I remember when I was discussing a story about fast-charging batteries with someone that there was the conjecture that this was the hurdle to getting electric cars on the road. And I realized it wasn’t — heat dissipation issues aside (charging a cell-phone battery is one thing, but trying to scale that up is quite another) — the real issue is how much energy you need and how quickly you can deliver it. Grid capacity.
Electric cars will travel a few km per kWh of energy, so a 350 km range takes about 100 kWh, or 3.6 x 10^8 Joules. The good news is that this is more efficient than gasoline, which lets you go about 1 km per kWh. A gallon of gasoline has a little over 10^8 Joules stored in it, so 31 mpg is about 50 km/gal, and that makes an electric car with the above specs about twice as efficient. But if I can pump a gallon of gas in ten seconds, that means my energy transfer rate is 10 MW. That’s about 3 orders of magnitude higher than standard electricity delivery.
It’s pretty clear that any electric solution in the near future is going to involve shorter-range vehicles, be they pure electric or plug-in hybrid, which you could recharge overnight.
Challenges to grow with electric cars’ sales: Aging grid needs to handle more power
When a Chevrolet Volt is plugged into a 240-volt outlet, it will use about 3.3 kilowatts of power, or about the same amount of power as a dishwasher or air conditioner.
Most people are already familiar with what can happen when thousands of air conditioners are plugged in and running at the same time during the summer: brownouts.
“The last thing we would want is for everyone to come home … and plug them in at 5 or 6 o’clock on a hot, muggy summer afternoon … when we are at our peak,” DTE Energy Chairman Anthony Earley Jr. told the Free Press in an interview recently.
US residential consumption is about 30 kWh of electricity every day; houses probably more and apartments less. Regardless, 3.3 kW for 8 hours = 26.4 kWh, which is a significant bump.
Government-restricted travel (Homeland Severity in airports discounted) foments riots. Outlaw CO2 and mandate crappy little vehicles sanctified by The Carbon Tax on Everything plus appropriate and appropriately growing user fees. Mission accomplished! Then electronic entry and exit portals plus real time travel monitoring (OnStar!) to “prevent abuse” and “assure a safe commute” (auto-levy moving violation citations). Shift focus from violent crime to political opportunity.
There are some misconceptions about batteries…I have a coworker who has a Tesla Roadster (and I got to drive it, very impressive!).
Regarding your comment that they’d have to be short range vehicles, there’s actually an issue of charge cycles that necessitates longer range batteries. A Li-ion battery can take about 500 complete charge-discharge cycles before it wears out. It’s actually a matter of throughput…if you discharge halfway each time, you get 1000 cycles. Therefore, if you have a car that has a battery that’s good for only 40 miles of driving, it’s not going to last long enough to be viable. So in order to have a reasonable life-cycle, you need to have a higher capacity battery.

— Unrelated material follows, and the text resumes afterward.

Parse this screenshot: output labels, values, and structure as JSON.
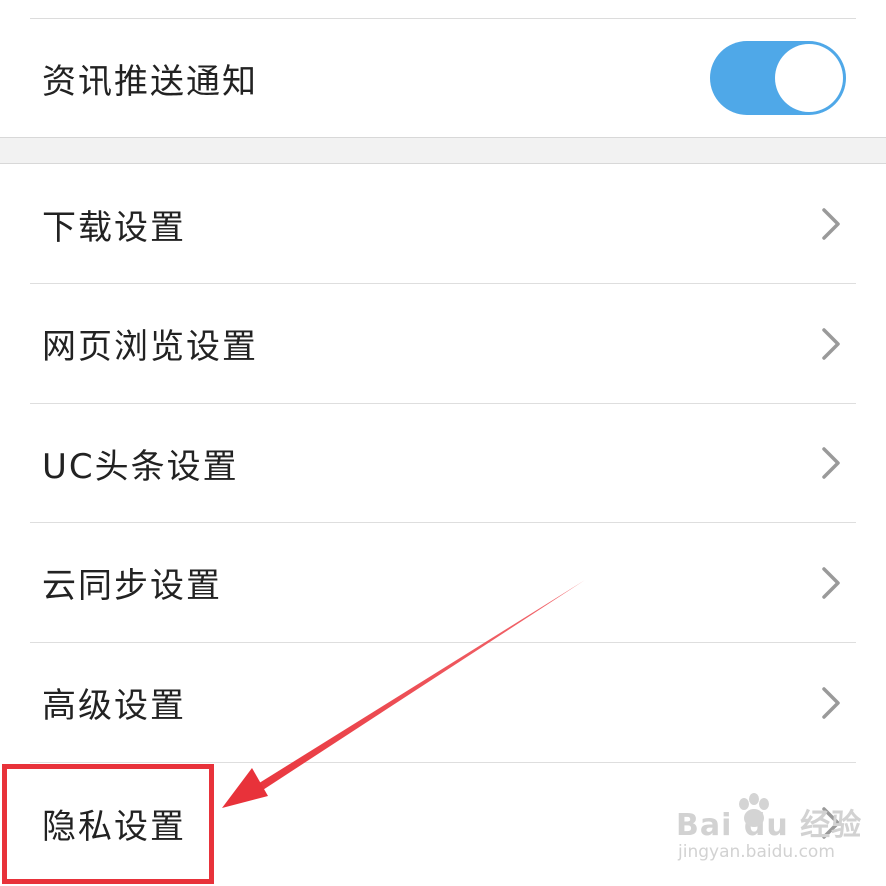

It will certainly add substantial loads to the electric grids. However, you can take steps to mitigate the problems. Currently, people pull much more power from the grid during working hours than overnight. Chargers can be coordinated with the power companies if users are flexible. After all, most people only care that a certain state of charge charge is achieved before 7:00 in the morning. And if the car has a 200 mile range (the Tesla roadster’s is 240, IIRC), that provides several days of opportunity for most commuters.
Also, fast-charge technology is already feasible. A 10-minute recharge of an electric vehicle has been demonstrated by the company I work for. And fast-charging has been shown not to affect the life of the batteries.
My worry would be about fast charging infrastructure capacity and the peaky loads they’d experience. Imagine a society in which everyone almost exclusively charges their car at home, but then memorial day weekend hits, and all of a sudden everybody’s road trip necessitates repeated stops at a fast charge station (or perhaps a battery exchange program?). You now have fueling stations that hardly get used except when everybody needs them at once. It would really be feast or famine for the battery charging industry.
I think the grid mandates that they be used mostly for short-range trips in the near future. Your point about the battery capacity shows there are other market forces involved as well.